Den zähen und dröhnenden Verkehrsstrom durch die breiten Straßen des Zentrums lernt man schließlich ertragen. Unverändert bleibt das Erschrecken an einer kurzen und engen Straße mit dem Namen Via delle Ore, Straße der Stunden. Und es nützt nichts, daß man sich sagt, der Glockenturm an ihrem nahen Ende erkläre mit seinem Stundenschlag deutlich genug solche Benennung. Der Schrecken ist schon zu tief gedrungen. Diese Straße von nicht einmal hundert Metern Länge aus Rückseiten häßlicher Häuser und Brandmauern, nur unterbrochen von einer winzigen, stets leerstehenden Espressobar und einem Schaufenster mit Raucherartikeln, wäre in ihrer entsetzlichen Ausdruckslosigkeit und Nutzlosigkeit die „Straße der Stunden“? Unvorstellbar, daß wir es wagten, diese Straße der Stunden, die schon endet, wo sie beginnt, zu betreten.

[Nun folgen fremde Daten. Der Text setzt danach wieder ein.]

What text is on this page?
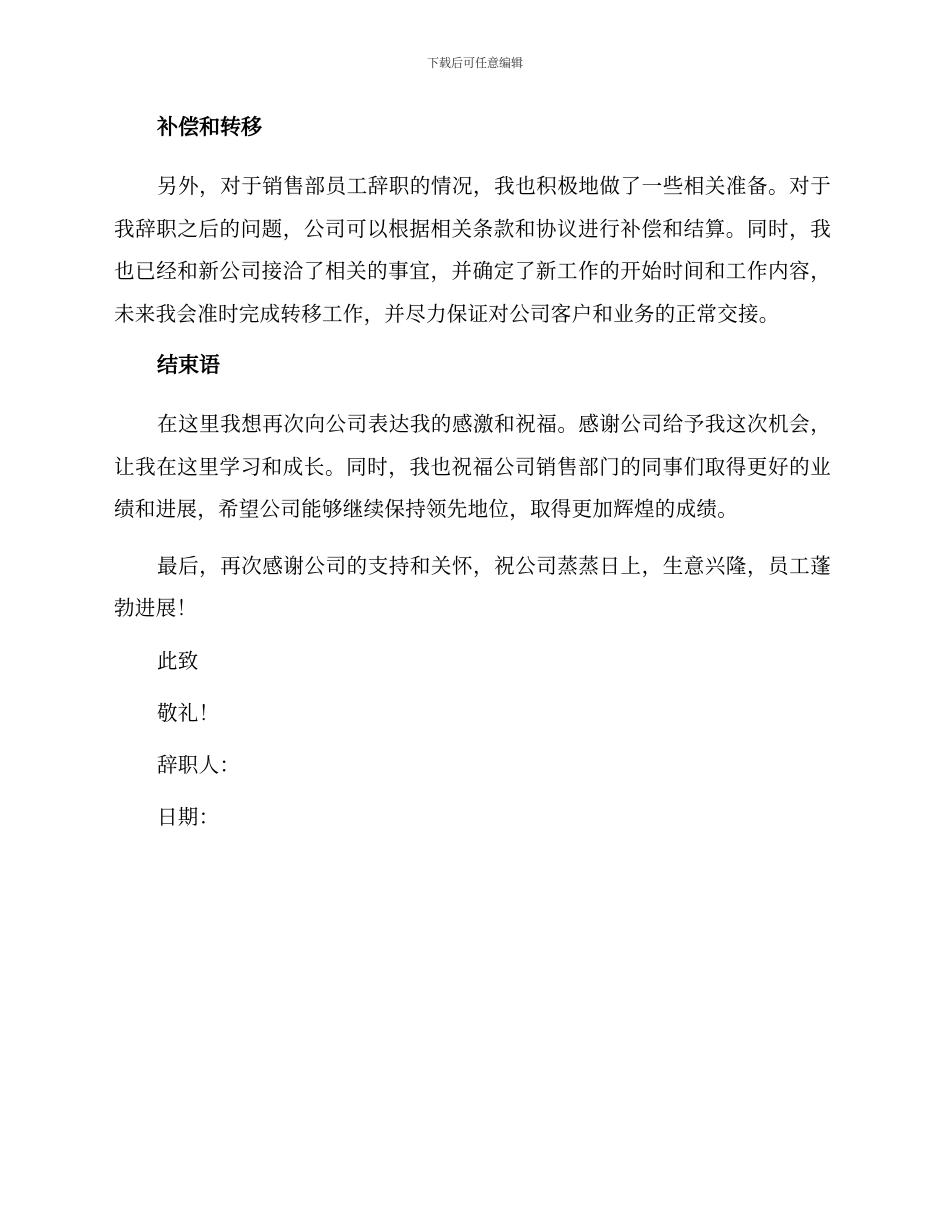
下载后可任意编辑
补偿和转移

另外，对于销售部员工辞职的情况，我也积极地做了一些相关准备。对于我辞职之后的问题，公司可以根据相关条款和协议进行补偿和结算。同时，我也已经和新公司接洽了相关的事宜，并确定了新工作的开始时间和工作内容，未来我会准时完成转移工作，并尽力保证对公司客户和业务的正常交接。

结束语

在这里我想再次向公司表达我的感激和祝福。感谢公司给予我这次机会，让我在这里学习和成长。同时，我也祝福公司销售部门的同事们取得更好的业绩和进展，希望公司能够继续保持领先地位，取得更加辉煌的成绩。

最后，再次感谢公司的支持和关怀，祝公司蒸蒸日上，生意兴隆，员工蓬勃进展！

此致

敬礼！

辞职人：

日期：
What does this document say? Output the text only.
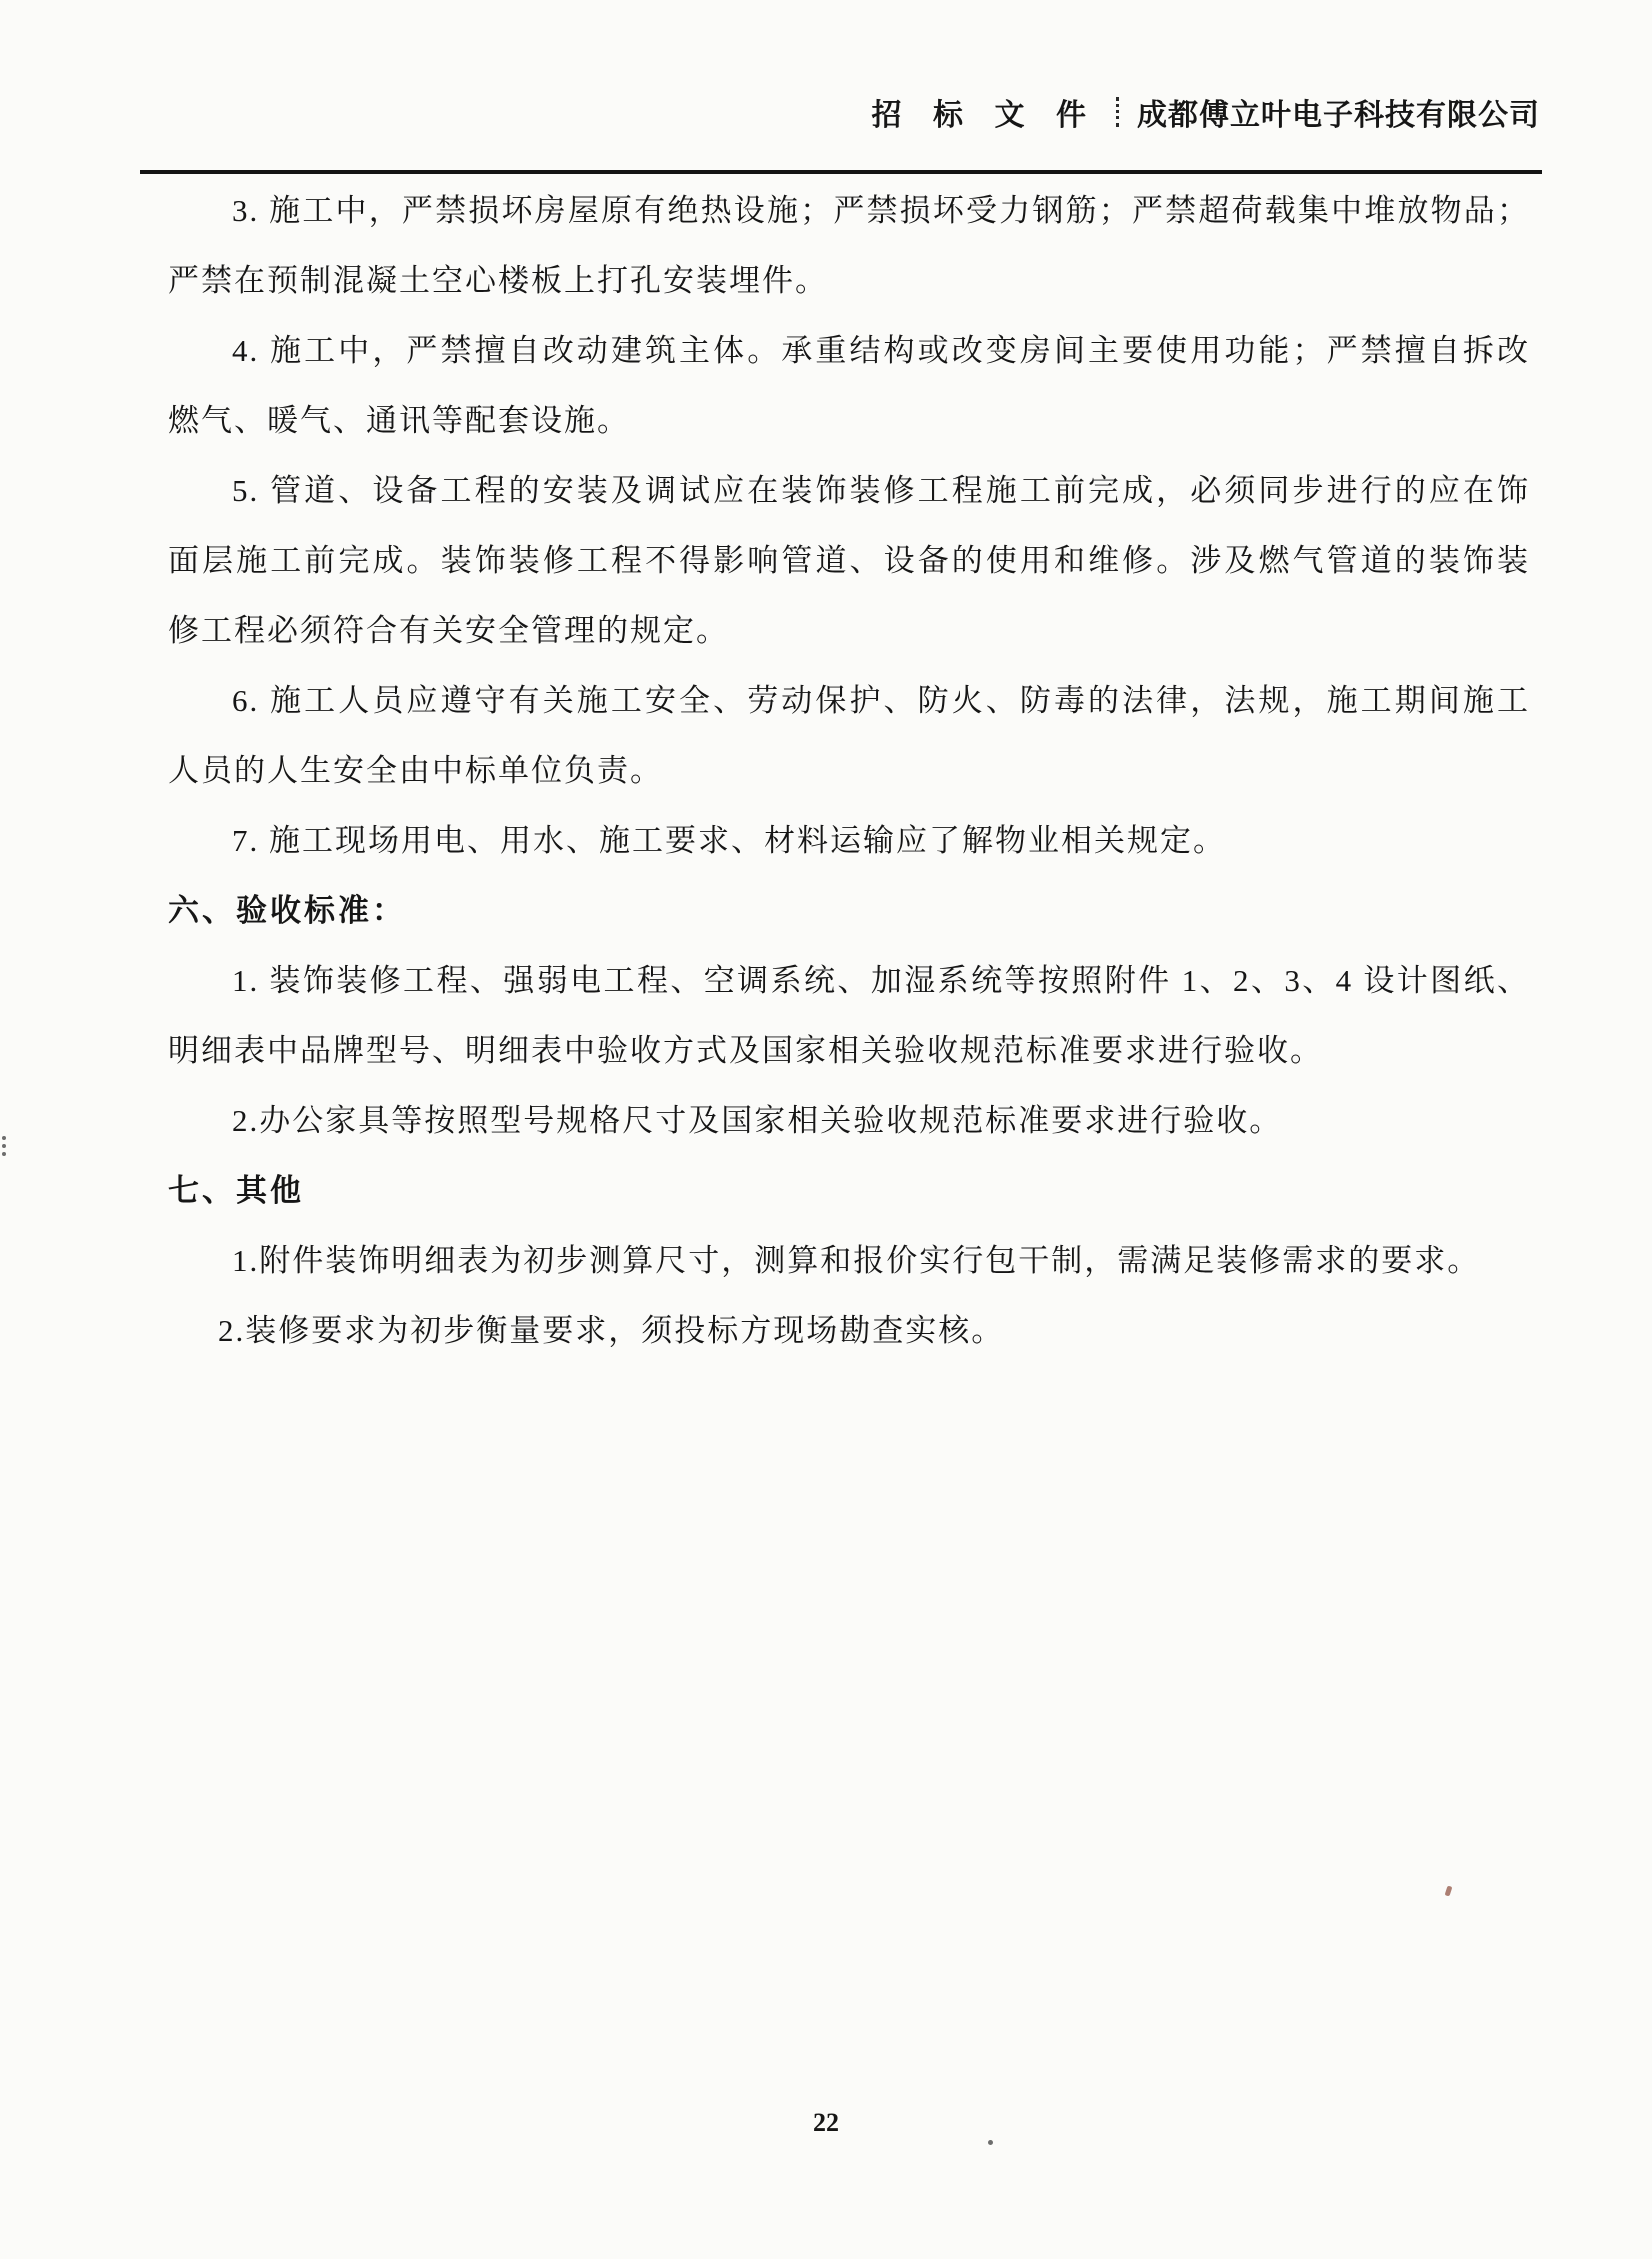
招 标 文 件 成都傅立叶电子科技有限公司
3. 施工中，严禁损坏房屋原有绝热设施；严禁损坏受力钢筋；严禁超荷载集中堆放物品；
严禁在预制混凝土空心楼板上打孔安装埋件。
4. 施工中，严禁擅自改动建筑主体。承重结构或改变房间主要使用功能；严禁擅自拆改
燃气、暖气、通讯等配套设施。
5. 管道、设备工程的安装及调试应在装饰装修工程施工前完成，必须同步进行的应在饰
面层施工前完成。装饰装修工程不得影响管道、设备的使用和维修。涉及燃气管道的装饰装
修工程必须符合有关安全管理的规定。
6. 施工人员应遵守有关施工安全、劳动保护、防火、防毒的法律，法规，施工期间施工
人员的人生安全由中标单位负责。
7. 施工现场用电、用水、施工要求、材料运输应了解物业相关规定。
六、验收标准：
1. 装饰装修工程、强弱电工程、空调系统、加湿系统等按照附件 1、2、3、4 设计图纸、
明细表中品牌型号、明细表中验收方式及国家相关验收规范标准要求进行验收。
2.办公家具等按照型号规格尺寸及国家相关验收规范标准要求进行验收。
七、其他
1.附件装饰明细表为初步测算尺寸，测算和报价实行包干制，需满足装修需求的要求。
2.装修要求为初步衡量要求，须投标方现场勘查实核。
22
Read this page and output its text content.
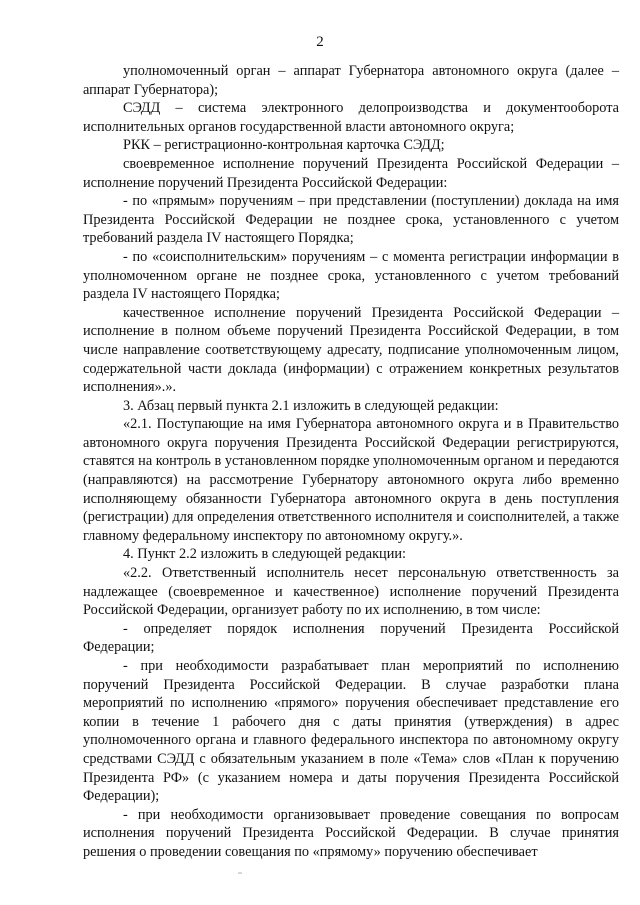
2

уполномоченный орган – аппарат Губернатора автономного округа (далее – аппарат Губернатора);

СЭДД – система электронного делопроизводства и документооборота исполнительных органов государственной власти автономного округа;

РКК – регистрационно-контрольная карточка СЭДД;

своевременное исполнение поручений Президента Российской Федерации – исполнение поручений Президента Российской Федерации:

- по «прямым» поручениям – при представлении (поступлении) доклада на имя Президента Российской Федерации не позднее срока, установленного с учетом требований раздела IV настоящего Порядка;

- по «соисполнительским» поручениям – с момента регистрации информации в уполномоченном органе не позднее срока, установленного с учетом требований раздела IV настоящего Порядка;

качественное исполнение поручений Президента Российской Федерации – исполнение в полном объеме поручений Президента Российской Федерации, в том числе направление соответствующему адресату, подписание уполномоченным лицом, содержательной части доклада (информации) с отражением конкретных результатов исполнения».».

3. Абзац первый пункта 2.1 изложить в следующей редакции:

«2.1. Поступающие на имя Губернатора автономного округа и в Правительство автономного округа поручения Президента Российской Федерации регистрируются, ставятся на контроль в установленном порядке уполномоченным органом и передаются (направляются) на рассмотрение Губернатору автономного округа либо временно исполняющему обязанности Губернатора автономного округа в день поступления (регистрации) для определения ответственного исполнителя и соисполнителей, а также главному федеральному инспектору по автономному округу.».

4. Пункт 2.2 изложить в следующей редакции:

«2.2. Ответственный исполнитель несет персональную ответственность за надлежащее (своевременное и качественное) исполнение поручений Президента Российской Федерации, организует работу по их исполнению, в том числе:

- определяет порядок исполнения поручений Президента Российской Федерации;

- при необходимости разрабатывает план мероприятий по исполнению поручений Президента Российской Федерации. В случае разработки плана мероприятий по исполнению «прямого» поручения обеспечивает представление его копии в течение 1 рабочего дня с даты принятия (утверждения) в адрес уполномоченного органа и главного федерального инспектора по автономному округу средствами СЭДД с обязательным указанием в поле «Тема» слов «План к поручению Президента РФ» (с указанием номера и даты поручения Президента Российской Федерации);

- при необходимости организовывает проведение совещания по вопросам исполнения поручений Президента Российской Федерации. В случае принятия решения о проведении совещания по «прямому» поручению обеспечивает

Christine Wolter, geboren am 30. März 1939 in Königsberg, aufgewachsen seit 1950 in Berlin Ost, lebt seit 1978 in Mailand und jetzt auch wieder in Berlin. Erzählerin, Übersetzerin (u. a. Leonardo Sciascia, Alberto Savinio) und Herausgeberin (u. a. Lyrik von Giuseppe Ungaretti). Mitarbeiterin der Neuen Zürcher Zeitung. Eigene literarische Arbeiten seit den 1970er Jahren. Zum DDR-„Kultbuch“ wurde der Roman Die Alleinseglerin (1982 bei Aufbau) – vordergründig (und so von der DEFA verfilmt) eine ironische Fabel aus dem DDR-Alltag, vielmehr jedoch ein Bekenntnis gegen jeden Dogmatismus.